Может, с годами Ленька и похитрее стал. Жизнь всех учит. Только правильно его тот механик понял. Упрямый Ленька и настырный. Все по его должно быть. Мне и Клавдия жаловалась, хотя я с ней в откровенные разговоры и не лезу.


Пришла я тут с работы, а мне извещение с почты — посылка из Ашхабада.

Чудеса! Сроду я в Ашхабаде не была, и никаких знакомых у меня там нету. Подумала, может, какая ошибка вышла? Но на почту все-таки пошла. И ноги болели, и неохота было, а пошла.

Проверили, говорят: все верно, вам. И дают ящик. Не больно тяжелый, но все-таки с весом.

Притащила домой, насилу крышку открыла, а там шерсть — мотков, поди, двадцать, и синяя, и бордо, и такая веселенькая — салатовая. Ничего не пойму — почему шерсть, от кого? Еле записочку нашла, в мотках запуталась.

"Уважаемая Евдокия Ивановна, исполняя поручение вашего сына, посылаю два килограмма шерсти. Надеюсь, цвет вам понравится, а за качество ручаюсь. Самая лучшая шерсть — эта. Желаю вам всего доброго, с уважением. Самохин".

Иду в автомат, звоню Леньке.

— На что ты человеку голову морочил, — спрашиваю, — что, твоему Самохину делать больше нечего, как мне шерсть посылками отправлять?

А он:

— Так я ж тебя уговаривал кофту купить, а тыне надо да не надо. Вот теперь и вяжи сама, а не хочешь сама — Клава может одной знакомой отдать, она быстро свяжет и недорого возьмет.

Вот такой у него характер. Лопни, а сделай по его…

Рассердилась я на Леньку давеча — за ту шерсть ашхабадскую. А выходит, зря. Очень она мне теперь пригодилась. В больницу меня угораздило. Попала все-таки. Так не хотелось, так не хотелось, а пришлось. Делать тут, понятно, нечего — лежу, спицами звякаю. Оно и спокойнее, с вязаньем-то. Считай петли и ни о чем не думай.

Попервости у меня особых сомнений не было: отлежусь, отойду, думала. А теперь и не знаю. Врачи ничего такого не говорят. Спокойно велят лежать, лекарства дают, уколы делают. Только Ленькино лицо мне не понравилось, когда он навещать приходил. Слова легкие говорил, с усмешечкой да с шуточкой про дела свои рассказывал, но меня не обманешь — тревожное у него лицо. И глаза нехорошие… Не люблю, когда он так смотрит…

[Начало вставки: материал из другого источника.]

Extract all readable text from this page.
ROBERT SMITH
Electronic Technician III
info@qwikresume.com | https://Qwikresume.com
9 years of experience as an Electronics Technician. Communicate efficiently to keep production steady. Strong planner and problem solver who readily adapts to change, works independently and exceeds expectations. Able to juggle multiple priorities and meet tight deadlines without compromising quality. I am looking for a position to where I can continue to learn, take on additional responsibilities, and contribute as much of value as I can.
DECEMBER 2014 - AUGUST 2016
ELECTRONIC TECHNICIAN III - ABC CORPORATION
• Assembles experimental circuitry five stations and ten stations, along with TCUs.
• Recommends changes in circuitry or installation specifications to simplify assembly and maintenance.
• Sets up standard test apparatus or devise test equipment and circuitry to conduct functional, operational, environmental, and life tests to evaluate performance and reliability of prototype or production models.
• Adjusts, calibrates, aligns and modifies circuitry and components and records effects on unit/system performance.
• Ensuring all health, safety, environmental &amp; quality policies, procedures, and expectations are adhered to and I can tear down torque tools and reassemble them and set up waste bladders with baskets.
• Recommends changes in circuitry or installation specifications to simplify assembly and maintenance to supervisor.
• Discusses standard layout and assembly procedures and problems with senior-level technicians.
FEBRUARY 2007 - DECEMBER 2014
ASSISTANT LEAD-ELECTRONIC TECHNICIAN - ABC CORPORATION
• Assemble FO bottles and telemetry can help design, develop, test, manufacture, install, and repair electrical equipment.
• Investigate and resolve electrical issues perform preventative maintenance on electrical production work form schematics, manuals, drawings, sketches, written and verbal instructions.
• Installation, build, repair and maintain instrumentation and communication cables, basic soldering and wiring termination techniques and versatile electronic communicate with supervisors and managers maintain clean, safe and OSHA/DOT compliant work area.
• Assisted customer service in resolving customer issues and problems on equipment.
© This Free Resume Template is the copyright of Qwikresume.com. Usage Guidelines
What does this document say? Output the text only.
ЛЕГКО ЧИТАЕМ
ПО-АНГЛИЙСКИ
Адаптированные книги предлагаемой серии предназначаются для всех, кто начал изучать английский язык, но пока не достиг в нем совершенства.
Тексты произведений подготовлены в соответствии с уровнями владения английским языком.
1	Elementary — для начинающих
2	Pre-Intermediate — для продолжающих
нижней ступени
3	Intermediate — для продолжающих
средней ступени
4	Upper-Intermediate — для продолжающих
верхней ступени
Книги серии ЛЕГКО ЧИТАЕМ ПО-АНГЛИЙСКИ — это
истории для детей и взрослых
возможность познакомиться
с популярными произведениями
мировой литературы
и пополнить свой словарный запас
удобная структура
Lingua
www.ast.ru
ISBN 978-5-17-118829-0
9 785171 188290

Но я старалась вида не подавать. Поговорила с ним маленько и велела:

— Ты иди, Леня, пользы от твоего сидения все равно нету, а в больнице торчать, хоть при родной матери, радости мало. Понимаю. Нагляделась я на госпиталя эти, и на больных и на раненых тоже.

Он вроде обиделся.

— Чего это ты, мама, меня гонишь? — А я вижу, рад уйти, рад. И понять могу: здоровому и без привычки куда как нехорошо больничным запахом дышать, улыбки строить и про пустяки говорить.

Ушел он, а я вот вяжу. Кофту Клаве начала. Рукав реглан, спереди на пуговицах. Всю насквозь резинкой вяжу. И быстрее так, и тянуться не будет. Если управлюсь закончить, пусть Клава на здоровье носит. Любви у меня к ней нет, что верно, то верно, силком себя не заставишь человека любить, но и зла я на Клаву никогда не держала. Как-никак, а моих внуков она мать. И ей тоже нелегко достается: каждый день ждет, беспокоится.

Говорят, ко всему привыкнуть можно. Но я сомневаюсь и так думаю: людям можно, конечно, вида не показывать, а чтобы и на самом деле не волноваться, на часы не заглядывать, когда он летает, навряд ли это получится. Я, когда того американца Коллинза читала — "Летчик-испытатель" его книжка называется, — так про себя подумала: какими словами ни объясняй, сколько ни улыбайся и шутки ни строй, а профессия у них, работа то есть, — не приведи бог! Каждый день по ножу…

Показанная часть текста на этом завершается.